Uso del Nimodipino en Hemorragia Intracraneal: Revisión de la Evidencia
El nimodipino oral a dosis de 60 mg cada 4 horas durante 21 días es el tratamiento fundamental y está fuertemente recomendado para todos los pacientes con hemorragia subaracnoidea aneurismática (HSA) para mejorar los resultados neurológicos y reducir el déficit isquémico tardío, con un nivel de evidencia Clase I, Nivel A. 1, 2
Mecanismo de acción y eficacia
El nimodipino es un bloqueador de canales de calcio tipo L con las siguientes características:
- Posee un efecto selectivo sobre los vasos cerebrales debido a su alta lipofilicidad, que le permite atravesar la barrera hematoencefálica 3
- Su mecanismo de acción es principalmente neuroprotector más que vasodilatador 2
- No previene el vasoespasmo angiográfico, pero reduce significativamente los déficits neurológicos graves relacionados con el vasoespasmo 3
Datos estadísticos de eficacia
Los estudios clínicos controlados han demostrado:
- Reducción de déficits neurológicos graves relacionados con el vasoespasmo: 8 de 60 pacientes con placebo vs 1 de 56 pacientes con nimodipino (p=0.03) 4
- En pacientes con grados Hunt y Hess IV-V, la tasa de buena recuperación fue del 25.3% con nimodipino frente al 10.9% con placebo (p=0.045) 3
- Reducción significativa en la tasa general de infarto y resultado neurológico gravemente incapacitante a los 3 meses 3
Dosificación y administración
- Dosis estándar: 60 mg por vía oral cada 4 horas durante 21 días 2
- Debe iniciarse dentro de las primeras 96 horas tras el inicio de la hemorragia 2, 3
- La administración constante es crucial, incluso con hipotensión leve, ya que su interrupción se asocia con mayor incidencia de isquemia cerebral tardía 2
- En pacientes con cirrosis hepática, la dosis debe reducirse debido a una biodisponibilidad significativamente mayor 3
Manejo integral de la HSA
El tratamiento óptimo incluye:
- Administración de nimodipino oral (60 mg cada 4 horas durante 21 días)

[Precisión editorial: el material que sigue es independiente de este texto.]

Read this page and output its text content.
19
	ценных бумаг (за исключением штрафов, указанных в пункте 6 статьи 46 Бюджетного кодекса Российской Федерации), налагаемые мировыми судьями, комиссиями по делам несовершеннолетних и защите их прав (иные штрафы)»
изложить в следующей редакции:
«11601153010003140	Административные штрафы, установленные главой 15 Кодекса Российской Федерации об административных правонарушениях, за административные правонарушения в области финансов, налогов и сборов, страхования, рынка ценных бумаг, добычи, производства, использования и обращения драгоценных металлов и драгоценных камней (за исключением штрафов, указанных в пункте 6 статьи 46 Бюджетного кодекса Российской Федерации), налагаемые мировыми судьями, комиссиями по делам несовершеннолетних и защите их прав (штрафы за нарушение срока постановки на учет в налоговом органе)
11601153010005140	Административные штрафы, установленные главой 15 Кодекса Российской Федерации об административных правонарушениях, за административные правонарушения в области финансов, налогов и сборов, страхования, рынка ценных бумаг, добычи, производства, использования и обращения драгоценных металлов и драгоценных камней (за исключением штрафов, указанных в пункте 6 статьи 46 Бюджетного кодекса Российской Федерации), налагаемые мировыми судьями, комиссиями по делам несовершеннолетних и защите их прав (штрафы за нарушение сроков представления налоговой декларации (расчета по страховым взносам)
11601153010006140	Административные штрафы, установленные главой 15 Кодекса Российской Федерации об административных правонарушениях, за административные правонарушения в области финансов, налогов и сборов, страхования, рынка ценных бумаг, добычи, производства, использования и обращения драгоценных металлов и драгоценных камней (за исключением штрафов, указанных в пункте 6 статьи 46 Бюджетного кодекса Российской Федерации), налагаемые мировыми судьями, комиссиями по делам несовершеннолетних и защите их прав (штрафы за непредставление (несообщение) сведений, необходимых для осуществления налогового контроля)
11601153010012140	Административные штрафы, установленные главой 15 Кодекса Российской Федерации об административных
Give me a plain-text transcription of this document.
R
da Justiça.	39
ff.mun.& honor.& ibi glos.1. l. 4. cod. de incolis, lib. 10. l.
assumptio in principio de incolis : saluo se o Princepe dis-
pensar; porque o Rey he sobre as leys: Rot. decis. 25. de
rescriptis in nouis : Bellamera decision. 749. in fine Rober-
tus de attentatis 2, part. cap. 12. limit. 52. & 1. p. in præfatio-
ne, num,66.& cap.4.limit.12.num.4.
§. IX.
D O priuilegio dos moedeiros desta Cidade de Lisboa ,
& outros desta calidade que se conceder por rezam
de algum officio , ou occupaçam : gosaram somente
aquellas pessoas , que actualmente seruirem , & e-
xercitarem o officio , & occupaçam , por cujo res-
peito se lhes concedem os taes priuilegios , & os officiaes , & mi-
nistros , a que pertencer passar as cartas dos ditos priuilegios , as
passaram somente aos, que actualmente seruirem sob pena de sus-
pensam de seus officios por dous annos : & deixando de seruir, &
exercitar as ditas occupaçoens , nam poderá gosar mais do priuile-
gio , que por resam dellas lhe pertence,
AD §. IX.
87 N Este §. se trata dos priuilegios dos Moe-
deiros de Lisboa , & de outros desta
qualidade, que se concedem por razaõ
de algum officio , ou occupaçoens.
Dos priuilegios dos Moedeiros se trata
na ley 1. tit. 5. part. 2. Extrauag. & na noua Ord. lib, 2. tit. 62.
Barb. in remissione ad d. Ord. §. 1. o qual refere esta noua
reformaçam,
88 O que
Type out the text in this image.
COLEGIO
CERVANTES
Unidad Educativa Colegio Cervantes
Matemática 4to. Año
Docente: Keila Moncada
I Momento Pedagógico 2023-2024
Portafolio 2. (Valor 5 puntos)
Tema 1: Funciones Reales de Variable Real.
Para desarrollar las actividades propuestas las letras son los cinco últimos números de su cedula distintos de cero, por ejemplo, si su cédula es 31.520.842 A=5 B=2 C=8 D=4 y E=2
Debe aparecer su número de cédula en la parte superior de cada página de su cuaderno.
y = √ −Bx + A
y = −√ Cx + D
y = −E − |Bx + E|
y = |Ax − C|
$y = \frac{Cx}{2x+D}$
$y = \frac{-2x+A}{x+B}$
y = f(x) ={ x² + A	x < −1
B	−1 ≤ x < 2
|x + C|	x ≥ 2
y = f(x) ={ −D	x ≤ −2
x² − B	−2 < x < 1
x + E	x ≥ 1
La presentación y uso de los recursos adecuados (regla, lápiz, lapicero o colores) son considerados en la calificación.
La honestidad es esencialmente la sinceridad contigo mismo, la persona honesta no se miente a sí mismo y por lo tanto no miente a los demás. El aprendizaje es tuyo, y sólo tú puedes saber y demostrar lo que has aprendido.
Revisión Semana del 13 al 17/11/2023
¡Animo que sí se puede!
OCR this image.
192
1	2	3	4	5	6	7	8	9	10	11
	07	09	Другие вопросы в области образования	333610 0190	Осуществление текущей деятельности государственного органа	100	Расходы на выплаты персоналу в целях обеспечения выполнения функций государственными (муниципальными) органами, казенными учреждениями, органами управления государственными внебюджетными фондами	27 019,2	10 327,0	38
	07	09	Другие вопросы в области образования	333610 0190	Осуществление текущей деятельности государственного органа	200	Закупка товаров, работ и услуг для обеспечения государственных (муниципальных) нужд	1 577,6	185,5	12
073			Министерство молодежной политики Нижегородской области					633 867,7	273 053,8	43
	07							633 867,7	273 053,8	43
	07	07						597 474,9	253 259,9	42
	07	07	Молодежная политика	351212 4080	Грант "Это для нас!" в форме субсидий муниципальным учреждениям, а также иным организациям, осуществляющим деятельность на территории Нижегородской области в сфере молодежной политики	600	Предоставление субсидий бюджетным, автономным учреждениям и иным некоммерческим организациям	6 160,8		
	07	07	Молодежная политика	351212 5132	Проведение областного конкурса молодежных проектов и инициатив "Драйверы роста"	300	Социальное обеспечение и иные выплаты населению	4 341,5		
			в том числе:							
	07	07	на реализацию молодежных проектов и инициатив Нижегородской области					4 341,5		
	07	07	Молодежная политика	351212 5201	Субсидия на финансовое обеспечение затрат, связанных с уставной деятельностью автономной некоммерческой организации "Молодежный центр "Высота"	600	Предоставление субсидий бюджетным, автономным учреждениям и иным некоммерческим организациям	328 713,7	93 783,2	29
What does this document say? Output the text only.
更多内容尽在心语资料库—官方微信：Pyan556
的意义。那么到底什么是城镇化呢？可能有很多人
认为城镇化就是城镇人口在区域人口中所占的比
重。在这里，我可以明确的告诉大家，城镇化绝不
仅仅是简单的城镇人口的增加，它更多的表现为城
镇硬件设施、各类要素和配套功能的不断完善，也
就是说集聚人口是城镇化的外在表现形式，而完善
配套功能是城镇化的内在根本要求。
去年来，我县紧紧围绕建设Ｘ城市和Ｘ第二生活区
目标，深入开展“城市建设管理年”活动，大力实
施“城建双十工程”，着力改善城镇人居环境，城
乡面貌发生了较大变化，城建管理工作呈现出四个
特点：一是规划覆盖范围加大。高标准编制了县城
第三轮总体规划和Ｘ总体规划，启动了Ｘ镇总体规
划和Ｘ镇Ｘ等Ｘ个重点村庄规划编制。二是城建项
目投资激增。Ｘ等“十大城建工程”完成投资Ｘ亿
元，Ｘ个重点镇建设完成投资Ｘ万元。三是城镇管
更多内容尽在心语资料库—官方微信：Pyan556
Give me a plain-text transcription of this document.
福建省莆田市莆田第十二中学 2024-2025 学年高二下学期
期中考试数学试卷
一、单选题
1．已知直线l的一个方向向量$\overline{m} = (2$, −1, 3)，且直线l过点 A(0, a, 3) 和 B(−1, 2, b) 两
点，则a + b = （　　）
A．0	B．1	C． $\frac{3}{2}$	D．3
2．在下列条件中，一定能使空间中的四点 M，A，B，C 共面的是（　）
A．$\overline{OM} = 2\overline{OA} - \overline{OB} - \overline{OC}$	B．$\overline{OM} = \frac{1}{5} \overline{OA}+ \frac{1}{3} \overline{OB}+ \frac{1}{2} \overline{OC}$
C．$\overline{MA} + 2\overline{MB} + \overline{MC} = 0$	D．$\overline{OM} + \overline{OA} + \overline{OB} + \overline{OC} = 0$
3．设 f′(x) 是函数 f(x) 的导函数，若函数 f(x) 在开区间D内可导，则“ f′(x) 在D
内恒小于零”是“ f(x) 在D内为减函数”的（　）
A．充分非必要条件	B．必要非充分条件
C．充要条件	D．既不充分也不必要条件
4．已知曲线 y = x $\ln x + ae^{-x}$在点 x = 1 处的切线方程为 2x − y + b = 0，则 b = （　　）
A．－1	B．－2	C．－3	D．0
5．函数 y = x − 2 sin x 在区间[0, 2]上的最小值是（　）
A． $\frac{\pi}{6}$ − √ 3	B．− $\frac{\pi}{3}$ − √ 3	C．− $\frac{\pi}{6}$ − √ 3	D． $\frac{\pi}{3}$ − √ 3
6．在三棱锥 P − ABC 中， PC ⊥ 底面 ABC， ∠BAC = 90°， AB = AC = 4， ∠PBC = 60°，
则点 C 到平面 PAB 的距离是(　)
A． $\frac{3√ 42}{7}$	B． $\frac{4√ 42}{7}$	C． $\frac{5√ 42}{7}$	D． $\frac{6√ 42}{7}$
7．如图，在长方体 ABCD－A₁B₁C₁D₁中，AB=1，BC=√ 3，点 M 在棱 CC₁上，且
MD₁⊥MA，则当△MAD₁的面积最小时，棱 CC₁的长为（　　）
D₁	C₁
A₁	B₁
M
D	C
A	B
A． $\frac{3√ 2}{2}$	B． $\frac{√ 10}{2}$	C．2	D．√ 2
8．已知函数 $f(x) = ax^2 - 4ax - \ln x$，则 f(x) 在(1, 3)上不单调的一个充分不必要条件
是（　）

- Control de la presión arterial con agentes titulables (objetivo: PA sistólica <160 mmHg)
- Mantenimiento de euvolemia
- Aseguramiento temprano del aneurisma
- Monitorización del vasoespasmo y la isquemia cerebral tardía 1, 2
Vías de administración alternativas
Aunque la vía oral es la estándar, existen datos sobre administración intra-arterial:
- La administración continua local intra-arterial de nimodipino (CLINA) ha mostrado ser efectiva en casos de vasoespasmo severo refractario a la terapia médica máxima 5
- En un estudio con 25 pacientes que recibieron nimodipino intra-arterial, se observó mejoría clínica en 19 (76%) pacientes, con un resultado favorable a los 3-6 meses en 18 (72%) pacientes 6
Consideraciones importantes y advertencias
- El nimodipino tiene efectos hipotensores que pueden requerir monitorización cuidadosa de la presión arterial 1
- Algunos autores recomiendan combinar nimodipino con vasopresores en pacientes después de la oclusión del aneurisma para contrarrestar la hipotensión 1
- La biodisponibilidad oral es baja (13% en promedio) y se ve afectada por los alimentos 3
- En pacientes ancianos, la concentración plasmática puede ser aproximadamente 2 veces mayor 3
Nivel de evidencia
La recomendación del uso de nimodipino en HSA aneurismática tiene el nivel más alto de evidencia:
- Clase I, Nivel de Evidencia A según las guías de la American Heart Association/American Stroke Association 1
Conclusión
El nimodipino es un fármaco seguro con un papel fundamental en el tratamiento de la HSA aneurismática. Su principal beneficio es la reducción de la gravedad de los déficits neurológicos resultantes del vasoespasmo, mejorando significativamente los resultados clínicos a largo plazo. Aunque no previene el vasoespasmo angiográfico, su efecto neuroprotector es crucial para reducir la morbimortalidad asociada a esta patología.